问题
My aim is to create a hashmap with a String as the key, and the entry values as a HashSet of Strings.
OUTPUT
This is what the output looks like now:
Hudson+(surname)=[Q2720681], Hudson,+Quebec=[Q141445], Hudson+(given+name)=[Q5928530], Hudson,+Colorado=[Q2272323], Hudson,+Illinois=[Q2672022], Hudson,+Indiana=[Q2710584], Hudson,+Ontario=[Q5928505], Hudson,+Buenos+Aires+Province=[Q10298710], Hudson,+Florida=[Q768903]]
According to my idea, it should look like this:
[Hudson+(surname)=[Q2720681,Q141445,Q5928530,Q2272323,Q2672022]]
The purpose is to store a particular name in Wikidata and then all of the Q values associated with it's disambiguation, so for example:
This is the page for "Bush".
I want Bush to be the Key, and then for all of the different points of departure, all of the different ways that Bush
could be associated with a terminal page of Wikidata, I want to store the corresponding "Q value", or unique alpha-numeric identifier.
What I'm actually doing is trying to scrape the different names, values, from the wikipedia disambiguation and then look up the unique alpha-numeric identifier associated with that value in wikidata.
For example, with Bush
we have:
George H. W. Bush
George W. Bush
Jeb Bush
Bush family
Bush (surname)
Accordingly the Q values are:
George H. W. Bush (Q23505)
George W. Bush (Q207)
Jeb Bush (Q221997)
Bush family (Q2743830)
Bush (Q1484464)
My idea is that the data structure should be construed in the following way
Key:Bush
Entry Set: Q23505, Q207, Q221997, Q2743830, Q1484464
But the code I have now doesn't do that.
It creates a seperate entry for each name and Q value. i.e.
Key:Jeb Bush
Entry Set: Q221997
Key:George W. Bush
Entry Set: Q207
and so on.
The full code in all it's glory can be seen on my github page, but I'll summarize it below also.
This is what I'm using to add values to my data strucuture:
// add Q values to their arrayList in the hash map at the index of the appropriate entity
public static HashSet<String> put_to_hash(String key, String value)
{
if (!q_valMap.containsKey(key))
{
return q_valMap.put(key, new HashSet<String>() );
}
HashSet<String> list = q_valMap.get(key);
list.add(value);
return q_valMap.put(key, list);
}
This is how I fetch the content:
while ((line_by_line = wiki_data_pagecontent.readLine()) != null)
{
// if we can determine it's a disambig page we need to send it off to get all
// the possible senses in which it can be used.
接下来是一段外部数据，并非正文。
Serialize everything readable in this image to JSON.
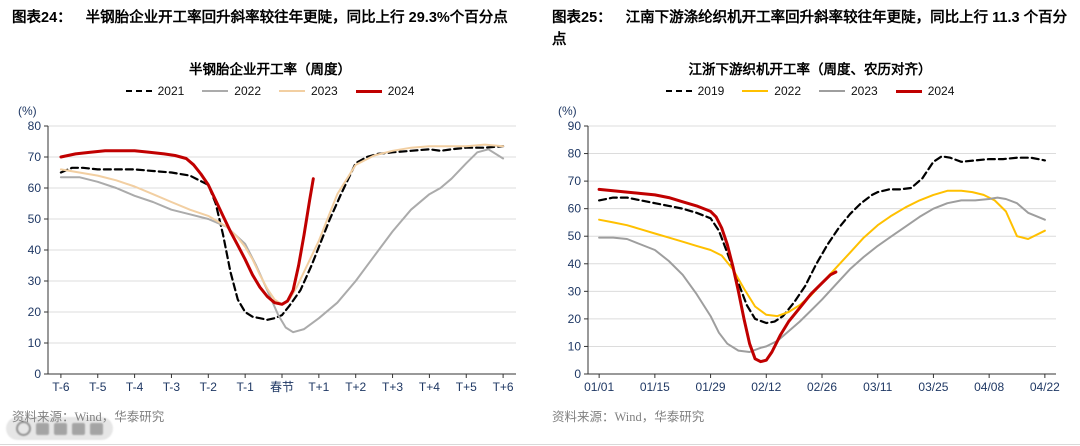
{
  "figures": [
    {
      "tag": "图表24：",
      "heading": "半钢胎企业开工率回升斜率较往年更陡，同比上行 29.3%个百分点",
      "source": "资料来源：Wind，华泰研究"
    },
    {
      "tag": "图表25：",
      "heading": "江南下游涤纶织机开工率回升斜率较往年更陡，同比上行 11.3 个百分点",
      "source": "资料来源：Wind，华泰研究"
    }
  ],
  "chart_data": [
    {
      "type": "line",
      "title": "半钢胎企业开工率（周度）",
      "xlabel": "",
      "ylabel": "(%)",
      "ylim": [
        0,
        80
      ],
      "yticks": [
        0,
        10,
        20,
        30,
        40,
        50,
        60,
        70,
        80
      ],
      "xlim": [
        -6.35,
        6.35
      ],
      "grid": true,
      "legend_position": "top",
      "grid_color": "#dcdcdc",
      "axis_color": "#333333",
      "tick_color": "#1F3864",
      "xticks": [
        {
          "v": -6,
          "label": "T-6"
        },
        {
          "v": -5,
          "label": "T-5"
        },
        {
          "v": -4,
          "label": "T-4"
        },
        {
          "v": -3,
          "label": "T-3"
        },
        {
          "v": -2,
          "label": "T-2"
        },
        {
          "v": -1,
          "label": "T-1"
        },
        {
          "v": 0,
          "label": "春节"
        },
        {
          "v": 1,
          "label": "T+1"
        },
        {
          "v": 2,
          "label": "T+2"
        },
        {
          "v": 3,
          "label": "T+3"
        },
        {
          "v": 4,
          "label": "T+4"
        },
        {
          "v": 5,
          "label": "T+5"
        },
        {
          "v": 6,
          "label": "T+6"
        }
      ],
      "series": [
        {
          "name": "2021",
          "color": "#000000",
          "width": 2.2,
          "dash": "7 4",
          "x": [
            -6,
            -5.7,
            -5.4,
            -5,
            -4.5,
            -4,
            -3.5,
            -3,
            -2.5,
            -2,
            -1.8,
            -1.6,
            -1.4,
            -1.2,
            -1,
            -0.8,
            -0.6,
            -0.4,
            -0.2,
            0,
            0.2,
            0.5,
            0.8,
            1,
            1.3,
            1.6,
            2,
            2.3,
            2.6,
            3,
            3.5,
            4,
            4.3,
            4.6,
            5,
            5.5,
            6
          ],
          "y": [
            65,
            66.5,
            66.5,
            66,
            66,
            66,
            65.5,
            65,
            64,
            61,
            55,
            45,
            33,
            24,
            20,
            18.5,
            18,
            17.5,
            18,
            19,
            22,
            27,
            35,
            41,
            50,
            58,
            68,
            70,
            71,
            71.5,
            72,
            72.5,
            72,
            72.5,
            73,
            73,
            73.5
          ]
        },
        {
          "name": "2022",
          "color": "#ABABAB",
          "width": 2,
          "x": [
            -6,
            -5.5,
            -5,
            -4.5,
            -4,
            -3.5,
            -3,
            -2.5,
            -2,
            -1.5,
            -1,
            -0.7,
            -0.4,
            -0.1,
            0.1,
            0.3,
            0.6,
            1,
            1.5,
            2,
            2.5,
            3,
            3.5,
            4,
            4.3,
            4.6,
            5,
            5.3,
            5.6,
            6
          ],
          "y": [
            63.5,
            63.5,
            62,
            60,
            57.5,
            55.5,
            53,
            51.5,
            50,
            47.5,
            42,
            35,
            27,
            19,
            15,
            13.5,
            14.5,
            18,
            23,
            30,
            38,
            46,
            53,
            58,
            60,
            63,
            68,
            71.5,
            72.5,
            69.5
          ]
        },
        {
          "name": "2023",
          "color": "#F2CFA2",
          "width": 2,
          "x": [
            -6,
            -5.5,
            -5,
            -4.5,
            -4,
            -3.5,
            -3,
            -2.5,
            -2,
            -1.5,
            -1.2,
            -1,
            -0.8,
            -0.6,
            -0.4,
            -0.2,
            0,
            0.2,
            0.4,
            0.6,
            0.8,
            1,
            1.2,
            1.5,
            2,
            2.5,
            3,
            3.5,
            4,
            4.5,
            5,
            5.5,
            6
          ],
          "y": [
            66,
            65,
            64,
            62.5,
            60.5,
            58,
            55.5,
            53,
            51,
            47.5,
            44,
            41,
            37,
            32,
            27.5,
            24,
            22.5,
            24,
            28,
            33,
            38,
            43,
            49,
            58,
            67.5,
            70.5,
            72,
            73,
            73.5,
            73.5,
            73.5,
            74,
            73.5
          ]
        },
        {
          "name": "2024",
          "color": "#C00000",
          "width": 3,
          "x": [
            -6,
            -5.6,
            -5.2,
            -4.8,
            -4.4,
            -4,
            -3.6,
            -3.2,
            -2.9,
            -2.6,
            -2.4,
            -2.2,
            -2,
            -1.8,
            -1.6,
            -1.4,
            -1.2,
            -1,
            -0.8,
            -0.6,
            -0.4,
            -0.2,
            0,
            0.15,
            0.3,
            0.45,
            0.6,
            0.75,
            0.85
          ],
          "y": [
            70,
            71,
            71.5,
            72,
            72,
            72,
            71.5,
            71,
            70.5,
            69.5,
            67.5,
            64.5,
            61,
            56,
            51,
            46,
            41.5,
            37,
            32,
            28,
            25,
            23,
            22.5,
            23.5,
            27,
            35,
            45,
            56,
            63
          ]
        }
      ]
    },
    {
      "type": "line",
      "title": "江浙下游织机开工率（周度、农历对齐）",
      "xlabel": "",
      "ylabel": "(%)",
      "ylim": [
        0,
        90
      ],
      "yticks": [
        0,
        10,
        20,
        30,
        40,
        50,
        60,
        70,
        80,
        90
      ],
      "xlim": [
        -0.4,
        16.4
      ],
      "grid": true,
      "legend_position": "top",
      "grid_color": "#dcdcdc",
      "axis_color": "#333333",
      "tick_color": "#1F3864",
      "xticks": [
        {
          "v": 0,
          "label": "01/01"
        },
        {
          "v": 2,
          "label": "01/15"
        },
        {
          "v": 4,
          "label": "01/29"
        },
        {
          "v": 6,
          "label": "02/12"
        },
        {
          "v": 8,
          "label": "02/26"
        },
        {
          "v": 10,
          "label": "03/11"
        },
        {
          "v": 12,
          "label": "03/25"
        },
        {
          "v": 14,
          "label": "04/08"
        },
        {
          "v": 16,
          "label": "04/22"
        }
      ],
      "series": [
        {
          "name": "2019",
          "color": "#000000",
          "width": 2.2,
          "dash": "7 4",
          "x": [
            0,
            0.5,
            1,
            1.5,
            2,
            2.5,
            3,
            3.5,
            4,
            4.3,
            4.6,
            5,
            5.3,
            5.6,
            6,
            6.3,
            6.6,
            7,
            7.4,
            7.8,
            8.2,
            8.6,
            9,
            9.4,
            9.8,
            10,
            10.4,
            10.8,
            11.2,
            11.6,
            12,
            12.3,
            12.6,
            13,
            13.5,
            14,
            14.5,
            15,
            15.5,
            16
          ],
          "y": [
            63,
            64,
            64,
            63,
            62,
            61,
            60,
            58.5,
            56.5,
            52,
            44,
            33,
            25,
            20,
            18.5,
            19,
            21,
            26,
            32,
            40,
            47,
            53,
            58,
            62,
            65,
            66,
            67,
            67,
            67.5,
            71,
            77,
            79,
            78.5,
            77,
            77.5,
            78,
            78,
            78.5,
            78.5,
            77.5
          ]
        },
        {
          "name": "2022",
          "color": "#FFC000",
          "width": 2,
          "x": [
            0,
            0.5,
            1,
            1.5,
            2,
            2.5,
            3,
            3.5,
            4,
            4.4,
            4.8,
            5.2,
            5.6,
            6,
            6.4,
            6.8,
            7.2,
            7.6,
            8,
            8.5,
            9,
            9.5,
            10,
            10.5,
            11,
            11.5,
            12,
            12.5,
            13,
            13.4,
            13.8,
            14.2,
            14.6,
            15,
            15.4,
            16
          ],
          "y": [
            56,
            55,
            54,
            52.5,
            51,
            49.5,
            48,
            46.5,
            45,
            43,
            38,
            31,
            24.5,
            21.5,
            21,
            22.5,
            25,
            28.5,
            33,
            38.5,
            44,
            49.5,
            54,
            57.5,
            60.5,
            63,
            65,
            66.5,
            66.5,
            66,
            65,
            63,
            59,
            50,
            49,
            52
          ]
        },
        {
          "name": "2023",
          "color": "#9E9E9E",
          "width": 2,
          "x": [
            0,
            0.5,
            1,
            1.5,
            2,
            2.5,
            3,
            3.5,
            4,
            4.3,
            4.6,
            5,
            5.4,
            5.8,
            6,
            6.4,
            6.8,
            7.2,
            7.6,
            8,
            8.5,
            9,
            9.5,
            10,
            10.5,
            11,
            11.5,
            12,
            12.5,
            13,
            13.5,
            14,
            14.3,
            14.6,
            15,
            15.4,
            16
          ],
          "y": [
            49.5,
            49.5,
            49,
            47,
            45,
            41,
            36,
            29,
            21,
            15,
            11,
            8.5,
            8,
            9.5,
            10,
            12,
            15.5,
            19,
            23,
            27,
            32.5,
            38,
            42.5,
            46.5,
            50,
            53.5,
            57,
            60,
            62,
            63,
            63,
            63.5,
            64,
            63.5,
            62,
            58.5,
            56
          ]
        },
        {
          "name": "2024",
          "color": "#C00000",
          "width": 3,
          "x": [
            0,
            0.5,
            1,
            1.5,
            2,
            2.5,
            3,
            3.5,
            4,
            4.2,
            4.4,
            4.6,
            4.8,
            5,
            5.2,
            5.4,
            5.6,
            5.8,
            6,
            6.2,
            6.5,
            6.8,
            7.2,
            7.6,
            8,
            8.3,
            8.5
          ],
          "y": [
            67,
            66.5,
            66,
            65.5,
            65,
            64,
            62.5,
            61,
            59,
            57,
            53,
            47,
            39,
            30,
            20,
            11,
            5.5,
            4.5,
            5,
            8,
            14,
            19,
            24,
            29,
            33,
            36,
            37
          ]
        }
      ]
    }
  ]
}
Pattern disambig_pattern = Pattern.compile("<div class=\"wikibase-entitytermsview-heading-description \">Wikipedia disambiguation page</div>");
Matcher disambig_indicator = disambig_pattern.matcher(line_by_line);
if (disambig_indicator.matches())
{
//off to get the different usages
Wikipedia_Disambig_Fetcher.all_possibilities( variable_entity );
}
else
{
//get the Q value off the page by matching
Pattern q_page_pattern = Pattern.compile("<!-- wikibase-toolbar --><span class=\"wikibase-toolbar-container\"><span class=\"wikibase-toolbar-item " +
"wikibase-toolbar \">\\[<span class=\"wikibase-toolbar-item wikibase-toolbar-button wikibase-toolbar-button-edit\"><a " +
"href=\"/wiki/Special:SetSiteLink/(.*?)\">edit</a></span>\\]</span></span>");
Matcher match_Q_component = q_page_pattern.matcher(line_by_line);
if ( match_Q_component.matches() )
{
String Q = match_Q_component.group(1);
// 'Q' should be appended to an array, since each entity can hold multiple
// Q values on that basis of disambig
put_to_hash( variable_entity, Q );
}
}
}
and this is how I deal with a disambiguation page:
public static void all_possibilities( String variable_entity ) throws Exception
{
System.out.println("this is a disambig page");
//if it's a disambig page we know we can go right to the wikipedia
//get it's normal wiki disambig page
Document docx = Jsoup.connect( "https://en.wikipedia.org/wiki/" + variable_entity ).get();
//this can handle the less structured ones.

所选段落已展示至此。